In den geschützten Winkeln Australiens, wo Raubtiere wie der Mensch die einheimischen Bewohner längst verdrängt haben, bekommen die östlichen Beutelmarder wieder Nachwuchs. Diese kleinen Beuteltier-Raubtiere, die einst auf dem Festland weit verbreitet waren, verschwanden dort vor über einem halben Jahrhundert, aber Zucht- und Auswilderungsprogramme zeigen erste spürbare Erfolge.

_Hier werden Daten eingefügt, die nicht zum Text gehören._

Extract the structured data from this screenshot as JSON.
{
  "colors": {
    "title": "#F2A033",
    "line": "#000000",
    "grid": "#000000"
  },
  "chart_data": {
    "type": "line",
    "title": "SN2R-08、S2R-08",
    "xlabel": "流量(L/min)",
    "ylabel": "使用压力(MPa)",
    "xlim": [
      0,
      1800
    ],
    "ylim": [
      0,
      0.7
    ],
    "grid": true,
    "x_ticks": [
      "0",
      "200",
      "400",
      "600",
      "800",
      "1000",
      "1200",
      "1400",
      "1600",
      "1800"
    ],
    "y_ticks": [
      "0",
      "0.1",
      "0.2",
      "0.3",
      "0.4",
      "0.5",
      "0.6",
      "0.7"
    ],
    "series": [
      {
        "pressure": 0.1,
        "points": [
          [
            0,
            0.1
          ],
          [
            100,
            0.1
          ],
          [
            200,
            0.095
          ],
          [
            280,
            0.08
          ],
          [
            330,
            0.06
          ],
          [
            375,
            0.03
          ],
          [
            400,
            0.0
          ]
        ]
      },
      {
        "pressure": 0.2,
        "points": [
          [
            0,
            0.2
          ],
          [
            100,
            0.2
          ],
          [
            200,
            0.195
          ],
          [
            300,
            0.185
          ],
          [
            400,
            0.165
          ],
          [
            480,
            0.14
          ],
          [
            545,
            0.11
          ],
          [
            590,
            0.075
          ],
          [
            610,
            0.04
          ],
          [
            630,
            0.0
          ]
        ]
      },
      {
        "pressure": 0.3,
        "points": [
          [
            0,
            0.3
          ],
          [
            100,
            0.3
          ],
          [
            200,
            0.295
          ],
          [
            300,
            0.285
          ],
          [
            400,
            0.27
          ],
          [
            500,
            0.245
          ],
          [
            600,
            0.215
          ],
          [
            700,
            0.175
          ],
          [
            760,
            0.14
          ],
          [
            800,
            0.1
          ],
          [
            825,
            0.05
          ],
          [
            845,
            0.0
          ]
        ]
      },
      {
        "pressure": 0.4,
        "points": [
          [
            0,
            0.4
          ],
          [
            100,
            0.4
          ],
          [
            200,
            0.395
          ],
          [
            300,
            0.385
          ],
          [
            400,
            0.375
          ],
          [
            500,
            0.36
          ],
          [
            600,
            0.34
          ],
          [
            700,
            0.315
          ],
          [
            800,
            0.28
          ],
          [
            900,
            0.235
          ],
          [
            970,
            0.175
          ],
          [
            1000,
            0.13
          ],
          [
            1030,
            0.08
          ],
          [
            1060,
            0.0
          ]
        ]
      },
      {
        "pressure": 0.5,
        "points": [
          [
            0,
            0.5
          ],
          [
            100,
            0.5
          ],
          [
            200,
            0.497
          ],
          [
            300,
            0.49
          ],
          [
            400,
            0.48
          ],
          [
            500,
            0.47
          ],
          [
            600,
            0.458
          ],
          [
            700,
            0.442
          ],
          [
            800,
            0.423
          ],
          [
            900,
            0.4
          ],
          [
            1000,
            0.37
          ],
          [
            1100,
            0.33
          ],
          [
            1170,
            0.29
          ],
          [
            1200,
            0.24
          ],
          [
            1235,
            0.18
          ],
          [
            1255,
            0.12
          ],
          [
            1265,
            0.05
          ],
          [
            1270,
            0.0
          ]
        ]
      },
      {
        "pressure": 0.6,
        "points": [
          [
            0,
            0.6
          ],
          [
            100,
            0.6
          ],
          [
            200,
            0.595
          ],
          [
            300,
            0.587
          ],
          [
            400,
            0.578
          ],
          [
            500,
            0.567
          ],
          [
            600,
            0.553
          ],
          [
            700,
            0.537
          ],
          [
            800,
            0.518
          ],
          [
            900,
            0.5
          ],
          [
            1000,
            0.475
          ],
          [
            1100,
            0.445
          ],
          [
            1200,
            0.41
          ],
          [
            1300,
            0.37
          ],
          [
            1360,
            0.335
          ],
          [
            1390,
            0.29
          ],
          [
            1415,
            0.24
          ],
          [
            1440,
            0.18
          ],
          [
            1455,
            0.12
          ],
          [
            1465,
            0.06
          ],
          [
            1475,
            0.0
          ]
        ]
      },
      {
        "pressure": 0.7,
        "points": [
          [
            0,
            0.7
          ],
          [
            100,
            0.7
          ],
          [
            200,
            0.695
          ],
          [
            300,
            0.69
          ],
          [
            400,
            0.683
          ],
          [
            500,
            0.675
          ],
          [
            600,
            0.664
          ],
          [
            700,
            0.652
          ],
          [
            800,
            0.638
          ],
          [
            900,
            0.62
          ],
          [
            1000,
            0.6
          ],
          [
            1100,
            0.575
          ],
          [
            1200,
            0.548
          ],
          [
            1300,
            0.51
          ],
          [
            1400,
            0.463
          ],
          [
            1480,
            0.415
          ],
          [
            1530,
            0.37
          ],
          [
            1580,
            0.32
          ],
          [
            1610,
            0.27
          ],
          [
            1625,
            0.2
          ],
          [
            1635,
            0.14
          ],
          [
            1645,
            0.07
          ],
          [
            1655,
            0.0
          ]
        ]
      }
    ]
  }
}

Auf dem Festland gelten die östlichen Beutelmarder (Dasyurus viverrinus) als funktional ausgestorben, doch in Tasmanien haben sich wilde Populationen erhalten. Dort kreuzen sich die aus der Gefangenschaft entlassenen Tiere erfolgreich mit wilden, was die genetische Vielfalt stärkt. Auf dem Festland hingegen werden die Tiere in Reservaten untergebracht, die vor Füchsen und Katzen geschützt sind, wo die Weibchen bereits Junge tragen – bis zu sechs in einem Beutel.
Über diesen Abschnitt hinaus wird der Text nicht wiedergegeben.